We deploy Rasa on AWS for clients using AWS ECS with Fargate instances. We have also built pieces like AWS Batch training pipeline, S3 Tracker Store and SQS Event Broker so the Rasa instances are fully deployed in managed fashion.
The only advantage we get from deploying on Lambda is cost, but I think a 1core 2g Fargate instance is also manageable in terms of cost if the bot is not that intensive to run, and the service will be much more responsive.
However, I spent some time today reading through the source code of Rasa and the Lambda Runtime API, and I think it is doable, but it will take some hacking.
The main problem is that AWS lambda has its own runtime API and we need to essentially write our own lambda runtime and wrap around Rasa. When Rasa core starts the agent will be loaded and a Sanic server will start. The Sanic instance is likely not that useful in a lambda function, so we will need to bootstrap just the Rasa agent somehow for the lambda runtime. The Rasa agent needs to be warmed up at the time the runtime starts, so we need to expect quite a bit of warm-up time.

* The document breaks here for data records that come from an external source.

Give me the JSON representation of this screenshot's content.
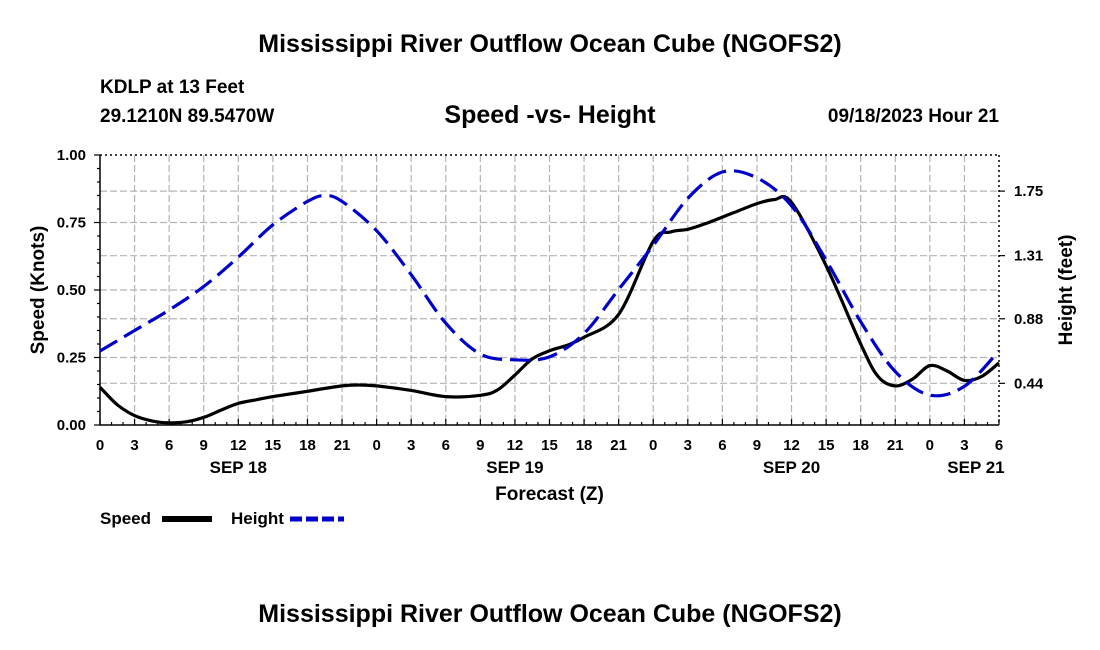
{
  "header": {
    "main_title": "Mississippi River Outflow Ocean Cube (NGOFS2)",
    "station": "KDLP at 13 Feet",
    "coordinates": "29.1210N  89.5470W",
    "subtitle": "Speed -vs- Height",
    "datetime": "09/18/2023 Hour 21"
  },
  "footer": {
    "title": "Mississippi River Outflow Ocean Cube (NGOFS2)"
  },
  "chart_data": {
    "type": "line",
    "title": "Speed -vs- Height",
    "xlabel": "Forecast (Z)",
    "ylabel": "Speed (Knots)",
    "ylabel_right": "Height (feet)",
    "x_unit": "hours since 09/18/2023 00Z",
    "xlim": [
      0,
      78
    ],
    "ylim": [
      0,
      1.0
    ],
    "ylim_right": [
      0.156,
      1.996
    ],
    "x_ticks": [
      0,
      3,
      6,
      9,
      12,
      15,
      18,
      21,
      24,
      27,
      30,
      33,
      36,
      39,
      42,
      45,
      48,
      51,
      54,
      57,
      60,
      63,
      66,
      69,
      72,
      75,
      78
    ],
    "x_tick_labels": [
      "0",
      "3",
      "6",
      "9",
      "12",
      "15",
      "18",
      "21",
      "0",
      "3",
      "6",
      "9",
      "12",
      "15",
      "18",
      "21",
      "0",
      "3",
      "6",
      "9",
      "12",
      "15",
      "18",
      "21",
      "0",
      "3",
      "6"
    ],
    "date_labels": [
      {
        "x": 12,
        "label": "SEP 18"
      },
      {
        "x": 36,
        "label": "SEP 19"
      },
      {
        "x": 60,
        "label": "SEP 20"
      },
      {
        "x": 76,
        "label": "SEP 21"
      }
    ],
    "y_ticks": [
      0.0,
      0.25,
      0.5,
      0.75,
      1.0
    ],
    "y_tick_labels": [
      "0.00",
      "0.25",
      "0.50",
      "0.75",
      "1.00"
    ],
    "y_ticks_right": [
      0.44,
      0.88,
      1.31,
      1.75
    ],
    "y_tick_labels_right": [
      "0.44",
      "0.88",
      "1.31",
      "1.75"
    ],
    "grid": true,
    "series": [
      {
        "name": "Speed",
        "axis": "left",
        "color": "#000000",
        "style": "solid",
        "x": [
          0,
          1.5,
          3,
          4.5,
          6,
          7.5,
          9,
          10.5,
          12,
          13.5,
          15,
          18,
          21,
          22.5,
          24,
          27,
          30,
          33,
          34.5,
          36,
          37.5,
          39,
          40.5,
          42,
          45,
          48,
          49.5,
          51,
          52.5,
          54,
          55.5,
          57,
          58.5,
          60,
          63,
          66,
          67.5,
          69,
          70.5,
          72,
          73.5,
          75,
          76.5,
          78
        ],
        "values": [
          0.14,
          0.075,
          0.035,
          0.015,
          0.008,
          0.012,
          0.028,
          0.055,
          0.08,
          0.093,
          0.105,
          0.125,
          0.145,
          0.148,
          0.145,
          0.128,
          0.105,
          0.11,
          0.13,
          0.185,
          0.245,
          0.275,
          0.295,
          0.325,
          0.41,
          0.68,
          0.715,
          0.725,
          0.745,
          0.77,
          0.795,
          0.82,
          0.835,
          0.825,
          0.59,
          0.3,
          0.18,
          0.145,
          0.17,
          0.22,
          0.2,
          0.165,
          0.18,
          0.23
        ]
      },
      {
        "name": "Height",
        "axis": "right",
        "color": "#0000cc",
        "style": "dashed",
        "x": [
          0,
          3,
          6,
          9,
          12,
          15,
          18,
          19.5,
          21,
          24,
          27,
          30,
          33,
          36,
          39,
          42,
          45,
          48,
          51,
          54,
          57,
          60,
          63,
          66,
          69,
          72,
          75,
          78
        ],
        "values": [
          0.66,
          0.8,
          0.94,
          1.1,
          1.3,
          1.52,
          1.68,
          1.72,
          1.68,
          1.48,
          1.18,
          0.85,
          0.64,
          0.6,
          0.62,
          0.78,
          1.08,
          1.38,
          1.7,
          1.88,
          1.84,
          1.65,
          1.28,
          0.86,
          0.52,
          0.36,
          0.42,
          0.66
        ]
      }
    ],
    "legend": [
      {
        "label": "Speed",
        "color": "#000000",
        "style": "solid"
      },
      {
        "label": "Height",
        "color": "#0000cc",
        "style": "dashed"
      }
    ],
    "legend_position": "bottom-left"
  }
}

AWS has built a lambda runtime client using Python so I will likely hack around both the lambda runtime client and spin up Rasa agent directly.
We are also investigating other serverless offerings, I think if we want to save cost, Google Cloud Run would work since they offer a request time pricing similar to lambda, and it seems relatively easier to set up. I don’t have much experience with GCP so I cannot comment any further.
Our team has been doing open source work around Rasa and we will be doing this lambda experiment later this month and early next month. And hopefully I will get back with some findings then.